You end up going into debt just to maintain the relationship and not feel as if you are constantly being one upped. You can’t just have a quiet evening out with a friend of this nature. It has to entail a five star restaurant, the most expensive drinks and the “best seat in the house.” You end up getting sucked in.

One way to change this dynamic is to refuse to get caught up in the same mentality your friend is implementing; talk about things other than money, and show your friend that elegance does not necessarily equate with breaking the bank. On a more frank note, express to your friend that although you like his/her company, you just can’t keep up in terms of spending habits. A real friend will want to be with you no matter what you are willing to spend on dinner.

The Shopaholic Spouse – Being married to a shopaholic is a difficult task. There are those who spend their spouse’s money and those who spend money that their spouses do not have. Both cases can lead to a recipe for disaster.

Unfortunately, even though your spouse should be the person with whom you feel most free speaking, money conversations can be difficult, regardless. Spending your significant other’s money is, in some instances, a sign of disrespect. It is worth having a conversation about, especially if it bothers you.
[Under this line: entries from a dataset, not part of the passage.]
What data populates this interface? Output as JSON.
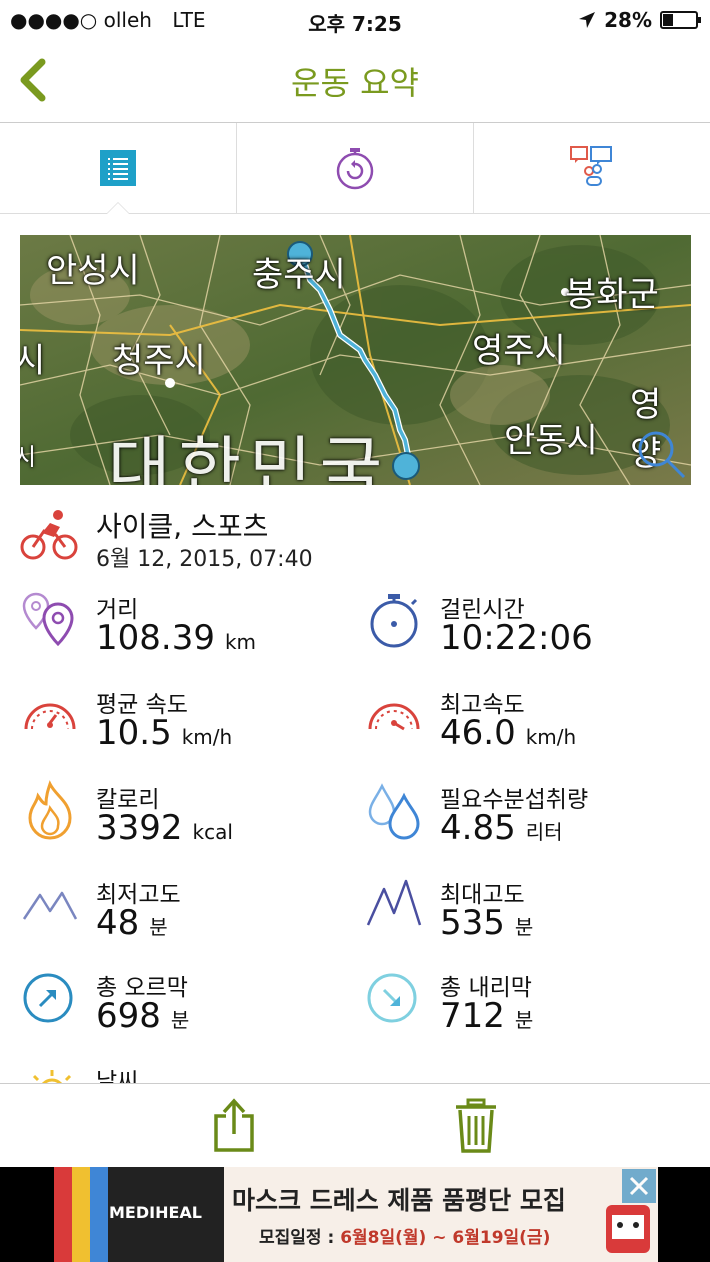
{
  "status_bar": {
    "carrier": "●●●●○ olleh",
    "network": "LTE",
    "time": "오후 7:25",
    "battery": "28%"
  },
  "nav": {
    "title": "운동 요약"
  },
  "tabs": [
    {
      "icon": "list-icon",
      "active": true
    },
    {
      "icon": "stopwatch-icon",
      "active": false
    },
    {
      "icon": "compare-icon",
      "active": false
    }
  ],
  "map": {
    "labels": [
      "안성시",
      "충주시",
      "봉화군",
      "청주시",
      "영주시",
      "영양",
      "안동시",
      "대한민국",
      "시",
      "시"
    ]
  },
  "activity": {
    "name": "사이클, 스포츠",
    "date": "6월 12, 2015, 07:40"
  },
  "stats": {
    "distance": {
      "label": "거리",
      "value": "108.39",
      "unit": "km"
    },
    "duration": {
      "label": "걸린시간",
      "value": "10:22:06",
      "unit": ""
    },
    "avg_speed": {
      "label": "평균 속도",
      "value": "10.5",
      "unit": "km/h"
    },
    "max_speed": {
      "label": "최고속도",
      "value": "46.0",
      "unit": "km/h"
    },
    "calories": {
      "label": "칼로리",
      "value": "3392",
      "unit": "kcal"
    },
    "hydration": {
      "label": "필요수분섭취량",
      "value": "4.85",
      "unit": "리터"
    },
    "min_alt": {
      "label": "최저고도",
      "value": "48",
      "unit": "분"
    },
    "max_alt": {
      "label": "최대고도",
      "value": "535",
      "unit": "분"
    },
    "ascent": {
      "label": "총 오르막",
      "value": "698",
      "unit": "분"
    },
    "descent": {
      "label": "총 내리막",
      "value": "712",
      "unit": "분"
    },
    "weather": {
      "label": "날씨"
    }
  },
  "ad": {
    "brand": "MEDIHEAL",
    "title": "마스크 드레스 제품 품평단 모집",
    "sub_prefix": "모집일정 : ",
    "sub_dates": "6월8일(월) ~ 6월19일(금)"
  },
  "colors": {
    "accent": "#7a9a1f",
    "route": "#4fb3d9",
    "distance": "#8e4cb0",
    "speed": "#d9433c",
    "calories": "#f0a030",
    "water": "#3f86d6",
    "altitude": "#5a5fa8",
    "ascent": "#2a8cc0",
    "descent": "#7fd0e0"
  }
}
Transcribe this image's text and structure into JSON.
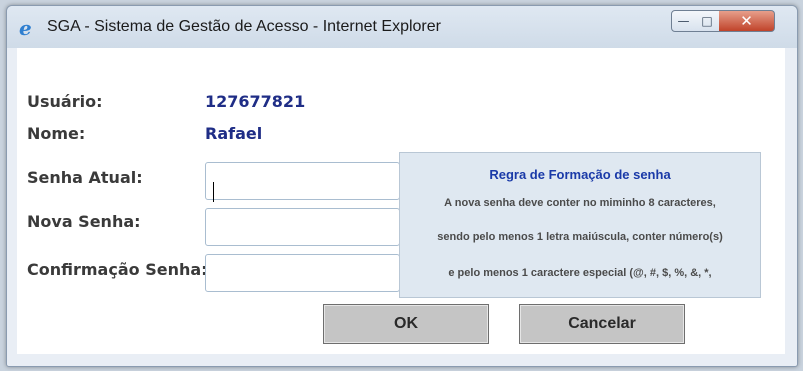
{
  "window": {
    "title": "SGA - Sistema de Gestão de Acesso - Internet Explorer",
    "icon": "internet-explorer-icon",
    "controls": {
      "minimize": "—",
      "maximize": "□",
      "close": "✕"
    }
  },
  "form": {
    "usuario_label": "Usuário:",
    "usuario_value": "127677821",
    "nome_label": "Nome:",
    "nome_value": "Rafael",
    "senha_atual_label": "Senha Atual:",
    "senha_atual_value": "",
    "nova_senha_label": "Nova Senha:",
    "nova_senha_value": "",
    "confirmacao_label": "Confirmação Senha:",
    "confirmacao_value": ""
  },
  "tooltip": {
    "title": "Regra de Formação de senha",
    "lines": [
      "A nova senha deve conter no miminho 8 caracteres,",
      "sendo pelo menos 1 letra maiúscula, conter número(s)",
      "e pelo menos 1 caractere especial (@, #, $, %, &, *,"
    ]
  },
  "buttons": {
    "ok": "OK",
    "cancel": "Cancelar"
  },
  "colors": {
    "value_text": "#1f2d86",
    "tooltip_title": "#1a3aa8",
    "tooltip_bg": "#dfe8f1"
  }
}
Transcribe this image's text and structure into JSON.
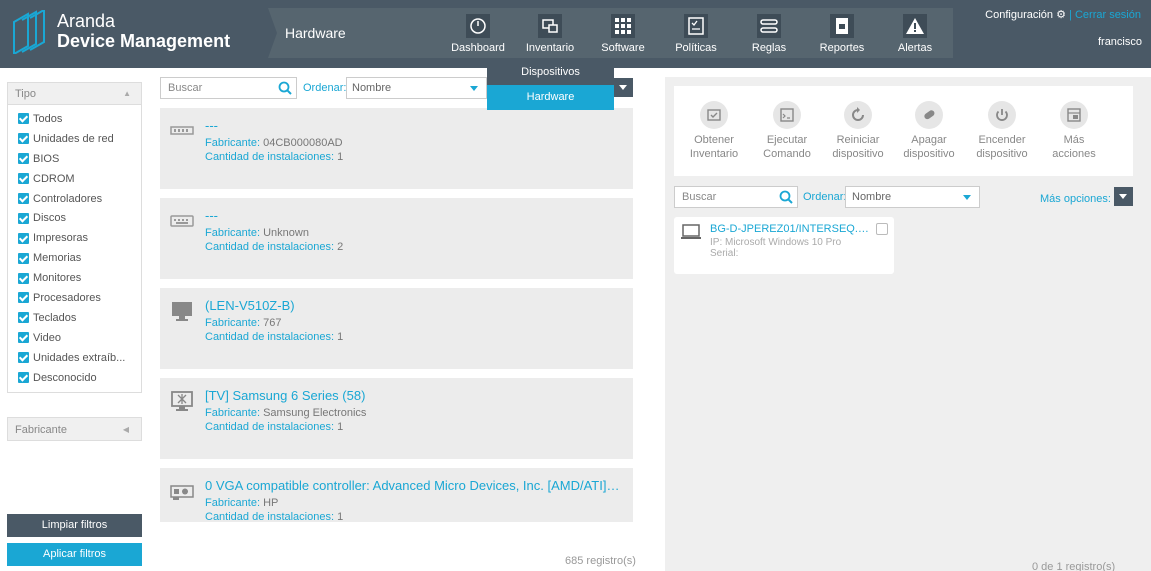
{
  "app": {
    "brand_line1": "Aranda",
    "brand_line2": "Device Management",
    "section_title": "Hardware"
  },
  "nav": [
    {
      "label": "Dashboard",
      "icon": "dashboard-icon"
    },
    {
      "label": "Inventario",
      "icon": "inventory-icon"
    },
    {
      "label": "Software",
      "icon": "software-grid-icon"
    },
    {
      "label": "Políticas",
      "icon": "policies-icon"
    },
    {
      "label": "Reglas",
      "icon": "rules-icon"
    },
    {
      "label": "Reportes",
      "icon": "reports-icon"
    },
    {
      "label": "Alertas",
      "icon": "alert-icon"
    }
  ],
  "user_menu": {
    "config_label": "Configuración",
    "separator": "|",
    "logout_label": "Cerrar sesión",
    "username": "francisco"
  },
  "inventario_menu": {
    "item1": "Dispositivos",
    "item2": "Hardware"
  },
  "filters": {
    "type_header": "Tipo",
    "types": [
      "Todos",
      "Unidades de red",
      "BIOS",
      "CDROM",
      "Controladores",
      "Discos",
      "Impresoras",
      "Memorias",
      "Monitores",
      "Procesadores",
      "Teclados",
      "Video",
      "Unidades extraíb...",
      "Desconocido"
    ],
    "manufacturer_header": "Fabricante",
    "clear_label": "Limpiar filtros",
    "apply_label": "Aplicar filtros"
  },
  "list": {
    "search_placeholder": "Buscar",
    "order_label": "Ordenar:",
    "order_value": "Nombre",
    "items": [
      {
        "title": "---",
        "k1": "Fabricante:",
        "v1": "04CB000080AD",
        "k2": "Cantidad de instalaciones:",
        "v2": "1",
        "icon": "memory-icon"
      },
      {
        "title": "---",
        "k1": "Fabricante:",
        "v1": "Unknown",
        "k2": "Cantidad de instalaciones:",
        "v2": "2",
        "icon": "keyboard-icon"
      },
      {
        "title": "(LEN-V510Z-B)",
        "k1": "Fabricante:",
        "v1": "767",
        "k2": "Cantidad de instalaciones:",
        "v2": "1",
        "icon": "monitor-icon"
      },
      {
        "title": "[TV] Samsung 6 Series (58)",
        "k1": "Fabricante:",
        "v1": "Samsung Electronics",
        "k2": "Cantidad de instalaciones:",
        "v2": "1",
        "icon": "tv-monitor-icon"
      },
      {
        "title": "0 VGA compatible controller: Advanced Micro Devices, Inc. [AMD/ATI] ...",
        "k1": "Fabricante:",
        "v1": "HP",
        "k2": "Cantidad de instalaciones:",
        "v2": "1",
        "icon": "video-card-icon"
      }
    ],
    "count": "685 registro(s)"
  },
  "actions": [
    {
      "l1": "Obtener",
      "l2": "Inventario",
      "icon": "get-inventory-icon"
    },
    {
      "l1": "Ejecutar",
      "l2": "Comando",
      "icon": "run-command-icon"
    },
    {
      "l1": "Reiniciar",
      "l2": "dispositivo",
      "icon": "restart-icon"
    },
    {
      "l1": "Apagar",
      "l2": "dispositivo",
      "icon": "shutdown-icon"
    },
    {
      "l1": "Encender",
      "l2": "dispositivo",
      "icon": "power-on-icon"
    },
    {
      "l1": "Más",
      "l2": "acciones",
      "icon": "more-actions-icon"
    }
  ],
  "devices": {
    "search_placeholder": "Buscar",
    "order_label": "Ordenar:",
    "order_value": "Nombre",
    "more_options": "Más opciones:",
    "items": [
      {
        "name": "BG-D-JPEREZ01/INTERSEQ.LO...",
        "ip": "IP: Microsoft Windows 10 Pro",
        "serial": "Serial:"
      }
    ],
    "count": "0 de 1 registro(s)"
  },
  "colors": {
    "header": "#4a5966",
    "accent": "#1aa7d4",
    "card": "#ececec"
  }
}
Although we can pick friends, we may find over time they are not perfect and that money is coming in between us. Rather than give up on those friends who make money too big a deal in the relationship, the above suggestions are easy to implement and will show you pretty quickly who is a tried and true friend and who is in it for the money.

Topics: Personal Finance

2 Responses to “Are Your Friends Bad for Your Wallet?”

  1. These are such enjoyable characters, aren’t they?

    I knew a couple that seemed at first to be nice people, but eventually I saw them as either A) using guilt to get out of spending, or B) mooching off us. Most often it was B, though A was always there as a backdrop.

    Anyway, I liked to think back to these people as being Extractors. They would try to complain about service excessively, in order to get discounts. Or, if they were lucky, free stuff.

    I’ve learned that it’s best to surround yourself with good, honest people. Period. Don’t excuse bad behavior, life is too short to let people freeload and take advantage. I DO strongly advocate generosity, but it should be on your own terms, not when you’re duped into it or pressured into it by “Extractors”.